Der integrierter österreichische Netzinfrastrukturplan (ÖNIP) soll die Energie-infrastrukturplanung von projektorientierten Ansätzen hin auf eine übergeordnete, strategische Ausrichtung „heben“ – in anderen Worten, es werden bei der Planung, Errichtung und dem Betrieb von Infrastruktur die Wechselwirkungen und Synergien zwischen den Energieträgern und den Verbrauchs- sowie Erzeugungssektoren nutzbringend verwertet.

17.02.2025

Die für den ÖNIP getroffenen Grundannahmen sind: a) die Erreichung der Klimaneutralität bis 2040 (100% national bilanziell erneuerbarer Strom in 2030), b) die Modernisierung der Energieinfrastruktur hinsichtlich nachhaltiger und kontinuierlicher Versorgungssicherheit, c) die kosteneffiziente Umsetzung der Energieinfrastruktur, d) die Koordinierung des Netzausbaus mit dem Ausbau von Anlagen zur Speicherung von Erneuerbarem Strom und Gas  - bei Berücksichtigung der nationalen Strom- und Gasinfrastrukturpläne), e) die strategische Umweltprüfung zur Einhaltung ökologischer Kriterien.
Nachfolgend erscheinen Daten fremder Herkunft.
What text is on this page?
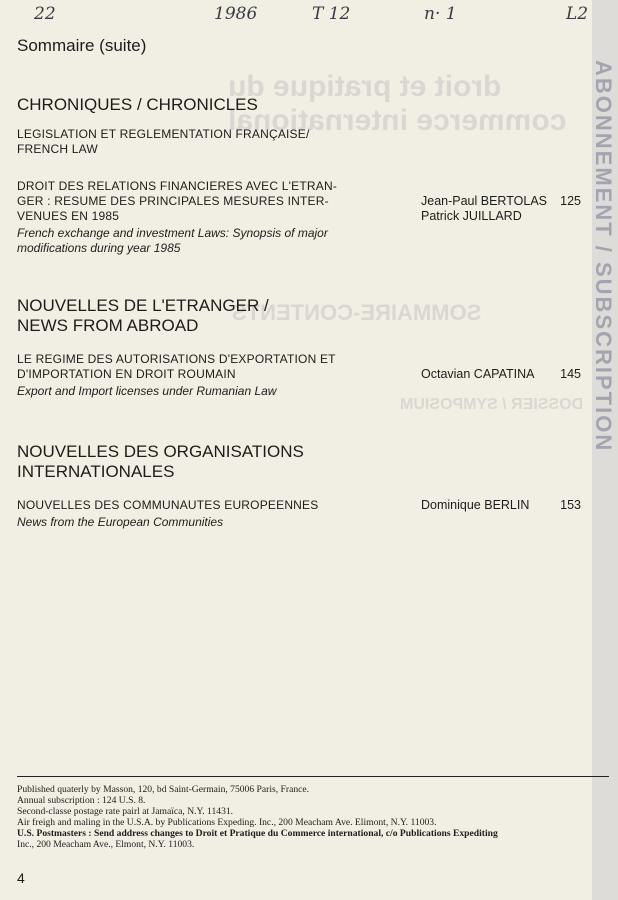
droit et pratique du
commerce international
SOMMAIRE-CONTENTS
DOSSIER / SYMPOSIUM ABONNEMENT / SUBSCRIPTION
22	1986	T 12	n· 1	L2
Sommaire (suite)
CHRONIQUES / CHRONICLES
LEGISLATION ET REGLEMENTATION FRANÇAISE/
FRENCH LAW
DROIT DES RELATIONS FINANCIERES AVEC L'ETRAN-
GER : RESUME DES PRINCIPALES MESURES INTER-
VENUES EN 1985
French exchange and investment Laws: Synopsis of major
modifications during year 1985
Jean-Paul BERTOLAS
Patrick JUILLARD
125
NOUVELLES DE L'ETRANGER /
NEWS FROM ABROAD
LE REGIME DES AUTORISATIONS D'EXPORTATION ET
D'IMPORTATION EN DROIT ROUMAIN
Export and Import licenses under Rumanian Law
Octavian CAPATINA 145
NOUVELLES DES ORGANISATIONS
INTERNATIONALES
NOUVELLES DES COMMUNAUTES EUROPEENNES
News from the European Communities
Dominique BERLIN 153
Published quaterly by Masson, 120, bd Saint-Germain, 75006 Paris, France.
Annual subscription : 124 U.S. 8.
Second-classe postage rate pairl at Jamaïca, N.Y. 11431.
Air freigh and maling in the U.S.A. by Publications Expeding. Inc., 200 Meacham Ave. Elimont, N.Y. 11003.
U.S. Postmasters : Send address changes to Droit et Pratique du Commerce international, c/o Publications Expediting
Inc., 200 Meacham Ave., Elmont, N.Y. 11003.
4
Der vorliegende ÖNIP enthält offensichtlich einige (schwerwiegende) Bugs die hier nachstehend kritisch gewürdigt werden sollen. Diese sind - vorläufig:

Aus der Aufgabenstellung wird ersichtlich, dass der ÖNIP die Rahmenbedingungen für milliardenschwere zukünftige Investitionen stellt - somit von erfahrenen Experten entworfen und begleitet werden muss. Vertröstungen/Verweise auf verbesserte Versionen des ÖNIP – welcher alle fünf Jahre zu erstellen ist - auf einen späteren Zeitpunkt gefährden die Zielerreichung (Klimaneutralität 2040) und erhöhen wahrscheinlich die zusätzlichen Investitionserfordernisse. Dies insbesondere vor dem Hintergrund der knappen Zeitspanne bis zum gesetzten Klimaneutralitätszeitpunkt. Investitionen in Energieinfrastruktur bedürfen langer Vorlauf- und Ausführungszeiten – siehe „Salzburg“ E-Leitung. Eine Aufnahme einer schwerwiegenden Investition im nächsten oder gar übernächstem ÖNIP 2027-2028/2032-2033 könnte viel zu spät sein.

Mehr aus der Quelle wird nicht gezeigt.